Hayley Jones, entomologist at the RHS, said: “Slugs and snails are our most inquired about problem in terms of pests.
“A lot of people ask, ‘What has been eating this plant?’ and we tell them it’s slugs. Some of them are asking if there’s anything they can do.
“There’s been a noticeable shift as people ask if they can control them in an organic way as they don’t want to kill them.”
Advice from the RHS on controlling slugs now centres on using nematodes and providing seedlings with a protective barrier like a cloche or keeping them inside until established.
Gardeners are no longer told to collect slugs and move them to a patch of waste ground, as a third of the slug species in the UK are non-native and it risks moving them to different areas.
Slug pellets are not recommended as they can cause agonising deaths of hedgehogs and birds who eat the slugs.
But experts also advise only a small number of species feed on flowers or veg and many eat decaying plant matter so are a bonus for growers.

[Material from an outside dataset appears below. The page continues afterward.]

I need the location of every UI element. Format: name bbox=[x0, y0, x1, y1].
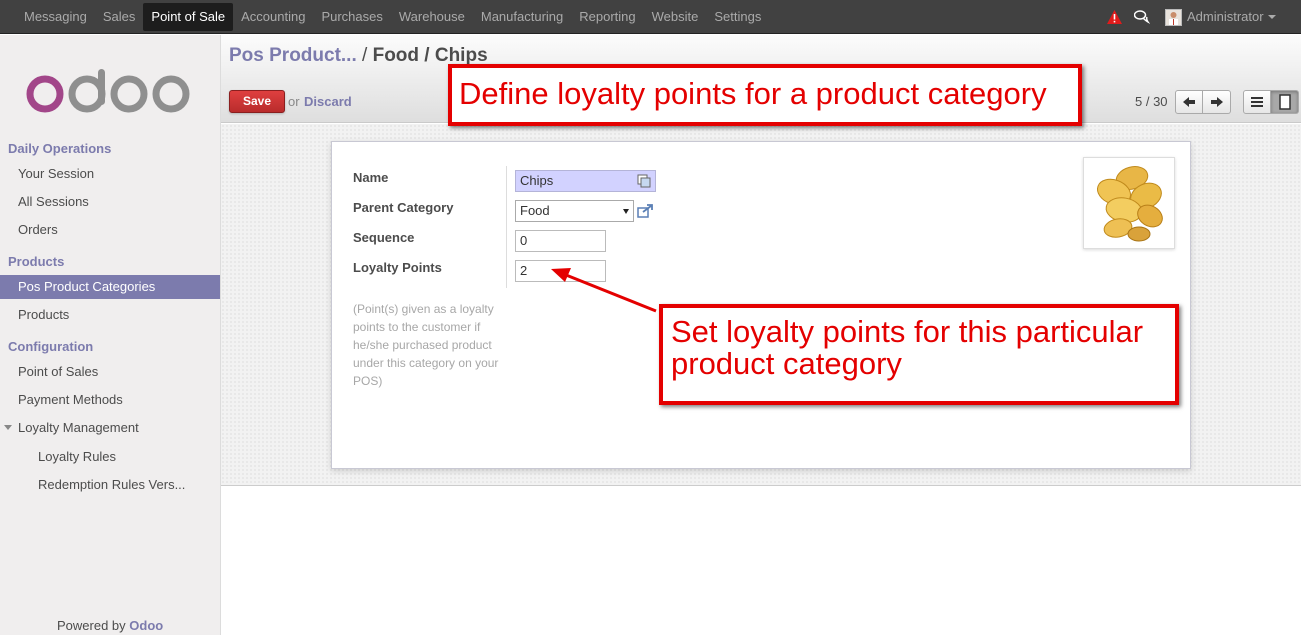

There are 40 species of slug and the main culprits for munching on gardeners’ plants are the small grey field slug and black garden slug. Larger slugs tend not to go after seedlings and instead like eating rotting vegetation and animal dung.
The RHS is currently conducting a study offering slugs a choice between fresh leaves or decaying matter to establish their preferences.
Expert: Learn to love slugs
One of the country’s leading experts on slugs said gardeners should relax and learn to love them.
Ian Bedford, a retired research entomologist, advised gardeners to encourage ground beetles and centipedes by using bark as mulch, as they are predators of slugs.
Slugs only tend to come out to feed at night so going out to collect them up in the late evening can also be effective.
He said: “There’s only a very small percentage of the slugs we find in Britain that are the plant pests. Slugs can be so good for the garden – they’re like the refuse collectors or recyclers. Gardens would be a terrible mess if slugs weren’t there.”